Gros Ludovic, Castillo-Acosta Victor Manuel, Jiménez Jiménez Carmen, Sealey-Cardona Marco, Vargas Sofia, Manuel Estévez Antonio, Yardley Vanessa, Rattray Lauren, Croft Simon L, Ruiz-Perez Luis M, Urbina Julio A, Gilbert Ian H, González-Pacanowska Dolores
Welsh School of Pharmacy, Cardiff University, UK.
Antimicrob Agents Chemother. 2006 Aug;50(8):2595-601. doi: 10.1128/AAC.01508-05.
A series of azasterol derivatives, designed as potential inhibitors of the Delta(24)-sterol methyltransferase enzyme (24-SMT), were synthesized and evaluated for their activities against parasitic protozoa. Values in the nanomolar range were obtained for 50% effective dose against the Trypanosoma brucei subsp. rhodesiense bloodstream form cultured in vitro.

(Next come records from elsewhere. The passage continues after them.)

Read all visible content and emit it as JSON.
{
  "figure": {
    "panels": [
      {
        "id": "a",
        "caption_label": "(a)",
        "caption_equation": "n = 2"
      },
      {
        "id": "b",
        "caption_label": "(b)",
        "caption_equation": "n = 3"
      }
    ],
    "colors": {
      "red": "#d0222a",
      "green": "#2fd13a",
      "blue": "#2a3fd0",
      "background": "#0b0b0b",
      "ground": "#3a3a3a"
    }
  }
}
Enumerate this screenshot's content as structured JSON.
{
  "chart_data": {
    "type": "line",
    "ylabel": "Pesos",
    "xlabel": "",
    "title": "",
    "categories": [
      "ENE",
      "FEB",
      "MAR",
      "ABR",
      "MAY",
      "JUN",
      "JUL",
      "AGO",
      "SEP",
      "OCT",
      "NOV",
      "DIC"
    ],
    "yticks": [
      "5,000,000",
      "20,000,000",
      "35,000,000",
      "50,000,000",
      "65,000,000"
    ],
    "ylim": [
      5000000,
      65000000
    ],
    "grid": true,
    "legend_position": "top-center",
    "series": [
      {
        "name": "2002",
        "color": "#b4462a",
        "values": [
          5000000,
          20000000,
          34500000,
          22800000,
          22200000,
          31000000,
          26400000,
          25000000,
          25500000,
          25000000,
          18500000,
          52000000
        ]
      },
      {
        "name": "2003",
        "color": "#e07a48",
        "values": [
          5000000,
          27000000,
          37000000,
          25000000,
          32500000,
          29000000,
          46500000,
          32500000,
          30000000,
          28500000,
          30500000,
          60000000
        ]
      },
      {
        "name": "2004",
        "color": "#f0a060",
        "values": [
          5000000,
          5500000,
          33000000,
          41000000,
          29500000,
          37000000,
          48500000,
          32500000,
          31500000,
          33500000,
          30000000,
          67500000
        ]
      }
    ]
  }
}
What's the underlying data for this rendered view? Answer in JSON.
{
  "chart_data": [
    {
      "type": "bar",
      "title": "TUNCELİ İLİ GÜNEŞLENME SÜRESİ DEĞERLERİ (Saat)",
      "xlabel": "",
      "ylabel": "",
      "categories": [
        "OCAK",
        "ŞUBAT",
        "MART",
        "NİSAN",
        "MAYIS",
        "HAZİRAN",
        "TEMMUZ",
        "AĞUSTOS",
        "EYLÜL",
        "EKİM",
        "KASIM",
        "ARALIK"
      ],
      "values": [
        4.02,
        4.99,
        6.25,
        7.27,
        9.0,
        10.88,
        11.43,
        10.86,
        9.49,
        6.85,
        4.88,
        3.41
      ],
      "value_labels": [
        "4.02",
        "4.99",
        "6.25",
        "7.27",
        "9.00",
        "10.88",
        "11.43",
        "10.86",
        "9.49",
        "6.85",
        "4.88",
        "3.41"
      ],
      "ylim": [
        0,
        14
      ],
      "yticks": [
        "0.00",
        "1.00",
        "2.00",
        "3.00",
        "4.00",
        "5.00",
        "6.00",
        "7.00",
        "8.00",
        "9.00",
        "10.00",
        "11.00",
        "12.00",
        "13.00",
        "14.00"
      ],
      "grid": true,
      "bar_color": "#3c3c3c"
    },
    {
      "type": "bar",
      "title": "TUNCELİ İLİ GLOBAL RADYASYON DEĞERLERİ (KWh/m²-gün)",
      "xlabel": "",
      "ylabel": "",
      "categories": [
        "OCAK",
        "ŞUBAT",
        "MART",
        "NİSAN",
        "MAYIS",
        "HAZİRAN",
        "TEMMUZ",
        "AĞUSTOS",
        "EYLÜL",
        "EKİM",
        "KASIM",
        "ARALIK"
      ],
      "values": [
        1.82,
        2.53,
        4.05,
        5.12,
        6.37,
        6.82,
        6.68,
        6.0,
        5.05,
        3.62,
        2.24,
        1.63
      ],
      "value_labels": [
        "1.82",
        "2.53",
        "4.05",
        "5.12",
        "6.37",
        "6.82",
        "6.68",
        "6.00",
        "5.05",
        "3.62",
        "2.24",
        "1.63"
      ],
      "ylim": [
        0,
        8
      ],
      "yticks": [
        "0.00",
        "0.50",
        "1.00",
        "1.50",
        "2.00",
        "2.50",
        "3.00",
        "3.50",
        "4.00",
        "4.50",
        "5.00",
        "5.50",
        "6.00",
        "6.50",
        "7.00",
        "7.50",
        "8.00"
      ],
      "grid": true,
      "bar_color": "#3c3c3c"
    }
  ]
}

In order to investigate the mode of action, Trypanosoma brucei subsp. brucei 24-SMT was cloned and overexpressed and compounds were assayed for inhibitory activity. None of the inhibitors tested appeared to be active against the enzyme. Sterol composition analysis showed that only cholestane type sterols are present in membranes of bloodstream forms while ergosterol is a major component of procyclic sterol extracts. Interestingly, Northern blot analysis showed the presence of 24-SMT mRNA in both the procyclic and the bloodstream forms of the parasite, although levels of mRNA were threefold lower in the latter. Likewise, Western blot analysis and activity determinations evidenced the existence of active enzyme in both forms of the parasite. We conclude that the designed compounds act at sites other than 24-SMT in Trypanosoma brucei.

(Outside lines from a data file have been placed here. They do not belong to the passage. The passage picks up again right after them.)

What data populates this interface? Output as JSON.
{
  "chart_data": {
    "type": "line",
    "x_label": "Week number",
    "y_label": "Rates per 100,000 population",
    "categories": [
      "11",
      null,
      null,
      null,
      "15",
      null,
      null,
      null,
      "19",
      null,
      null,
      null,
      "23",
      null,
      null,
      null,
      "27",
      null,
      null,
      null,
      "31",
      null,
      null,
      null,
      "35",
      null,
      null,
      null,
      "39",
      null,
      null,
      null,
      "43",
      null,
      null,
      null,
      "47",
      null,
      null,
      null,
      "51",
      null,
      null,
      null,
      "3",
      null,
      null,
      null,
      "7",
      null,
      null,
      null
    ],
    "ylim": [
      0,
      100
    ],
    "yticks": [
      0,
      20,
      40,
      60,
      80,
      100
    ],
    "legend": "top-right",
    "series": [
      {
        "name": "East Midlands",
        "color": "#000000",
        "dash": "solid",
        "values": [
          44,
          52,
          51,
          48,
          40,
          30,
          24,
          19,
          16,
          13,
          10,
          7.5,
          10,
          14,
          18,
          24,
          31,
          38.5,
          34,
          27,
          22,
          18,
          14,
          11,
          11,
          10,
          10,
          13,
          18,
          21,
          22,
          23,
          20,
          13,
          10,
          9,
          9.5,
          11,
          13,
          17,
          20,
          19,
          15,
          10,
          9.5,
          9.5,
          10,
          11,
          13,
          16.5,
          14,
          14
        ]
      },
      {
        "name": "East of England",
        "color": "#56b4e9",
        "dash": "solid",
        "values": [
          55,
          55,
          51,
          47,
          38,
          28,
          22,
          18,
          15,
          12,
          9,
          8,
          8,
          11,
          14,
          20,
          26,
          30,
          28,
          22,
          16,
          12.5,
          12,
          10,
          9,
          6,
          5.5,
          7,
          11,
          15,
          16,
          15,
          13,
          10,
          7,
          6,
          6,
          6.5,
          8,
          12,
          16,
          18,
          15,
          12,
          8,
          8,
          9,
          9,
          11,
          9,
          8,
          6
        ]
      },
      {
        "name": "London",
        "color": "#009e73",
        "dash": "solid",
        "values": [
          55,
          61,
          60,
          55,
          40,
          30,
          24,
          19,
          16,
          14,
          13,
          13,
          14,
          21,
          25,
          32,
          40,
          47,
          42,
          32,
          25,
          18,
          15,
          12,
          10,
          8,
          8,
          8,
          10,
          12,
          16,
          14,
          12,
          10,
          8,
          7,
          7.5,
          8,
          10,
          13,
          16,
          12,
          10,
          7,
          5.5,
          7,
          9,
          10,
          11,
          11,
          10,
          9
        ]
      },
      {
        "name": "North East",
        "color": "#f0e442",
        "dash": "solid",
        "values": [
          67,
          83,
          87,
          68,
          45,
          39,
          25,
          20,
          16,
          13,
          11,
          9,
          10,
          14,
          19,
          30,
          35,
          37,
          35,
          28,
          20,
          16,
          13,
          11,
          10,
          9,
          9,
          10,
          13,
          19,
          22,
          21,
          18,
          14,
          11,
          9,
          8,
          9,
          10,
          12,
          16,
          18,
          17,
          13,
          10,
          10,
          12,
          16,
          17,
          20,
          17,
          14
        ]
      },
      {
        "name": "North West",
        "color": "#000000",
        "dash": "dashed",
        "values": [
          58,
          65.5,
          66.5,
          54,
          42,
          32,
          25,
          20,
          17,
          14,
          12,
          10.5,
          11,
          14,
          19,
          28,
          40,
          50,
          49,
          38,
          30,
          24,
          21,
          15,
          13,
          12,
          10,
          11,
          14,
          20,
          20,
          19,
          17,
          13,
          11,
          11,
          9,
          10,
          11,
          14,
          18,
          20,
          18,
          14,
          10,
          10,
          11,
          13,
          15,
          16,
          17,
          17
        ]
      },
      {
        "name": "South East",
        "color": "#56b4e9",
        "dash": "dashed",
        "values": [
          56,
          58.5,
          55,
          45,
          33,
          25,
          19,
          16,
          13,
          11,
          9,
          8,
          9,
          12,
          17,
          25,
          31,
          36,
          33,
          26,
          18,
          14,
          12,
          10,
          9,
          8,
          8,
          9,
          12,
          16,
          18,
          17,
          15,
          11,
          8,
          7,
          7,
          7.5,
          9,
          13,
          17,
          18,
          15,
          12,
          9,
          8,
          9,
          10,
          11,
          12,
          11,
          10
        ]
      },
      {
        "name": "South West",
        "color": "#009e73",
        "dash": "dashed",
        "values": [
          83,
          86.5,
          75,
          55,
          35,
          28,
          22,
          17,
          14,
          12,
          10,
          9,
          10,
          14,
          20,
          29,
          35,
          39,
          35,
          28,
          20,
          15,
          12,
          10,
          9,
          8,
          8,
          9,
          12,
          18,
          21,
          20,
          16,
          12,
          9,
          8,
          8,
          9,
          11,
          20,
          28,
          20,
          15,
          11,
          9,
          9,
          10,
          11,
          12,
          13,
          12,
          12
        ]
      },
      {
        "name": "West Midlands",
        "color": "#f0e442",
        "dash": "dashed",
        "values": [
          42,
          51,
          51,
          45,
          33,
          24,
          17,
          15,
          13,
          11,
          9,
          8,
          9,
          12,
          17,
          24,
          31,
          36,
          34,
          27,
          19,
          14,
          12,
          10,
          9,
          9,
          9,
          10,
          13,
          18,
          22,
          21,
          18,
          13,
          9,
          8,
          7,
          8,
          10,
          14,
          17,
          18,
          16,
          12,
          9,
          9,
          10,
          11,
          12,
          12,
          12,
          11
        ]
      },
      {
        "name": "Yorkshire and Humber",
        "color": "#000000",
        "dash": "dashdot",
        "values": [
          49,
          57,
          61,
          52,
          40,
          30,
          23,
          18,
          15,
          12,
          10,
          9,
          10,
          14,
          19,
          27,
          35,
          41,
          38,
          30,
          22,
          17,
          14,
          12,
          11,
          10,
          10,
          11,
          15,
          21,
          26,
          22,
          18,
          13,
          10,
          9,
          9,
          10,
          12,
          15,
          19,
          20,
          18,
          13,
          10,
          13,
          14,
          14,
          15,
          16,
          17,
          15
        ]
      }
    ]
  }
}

设计了一系列氮杂甾醇衍生物作为δ(24)-甾醇甲基转移酶(24-SMT)的潜在抑制剂,并对其抗寄生原生动物的活性进行了评估。对体外培养的布氏罗得西亚锥虫血流型的半数有效剂量达到了纳摩尔范围的值。为了研究作用模式,克隆并过表达了布氏锥虫亚种布氏锥虫的24-SMT,并对化合物的抑制活性进行了测定。所测试的抑制剂均未显示出对该酶有活性。甾醇组成分析表明,血流型细胞膜中仅存在胆甾烷型甾醇,而麦角甾醇是前循环型甾醇提取物的主要成分。有趣的是,Northern印迹分析表明,寄生虫的前循环型和血流型中均存在24-SMT mRNA,尽管后者的mRNA水平低三倍。同样,蛋白质印迹分析和活性测定证明了寄生虫两种形式中均存在活性酶。我们得出结论,所设计的化合物作用于布氏锥虫中24-SMT以外的位点。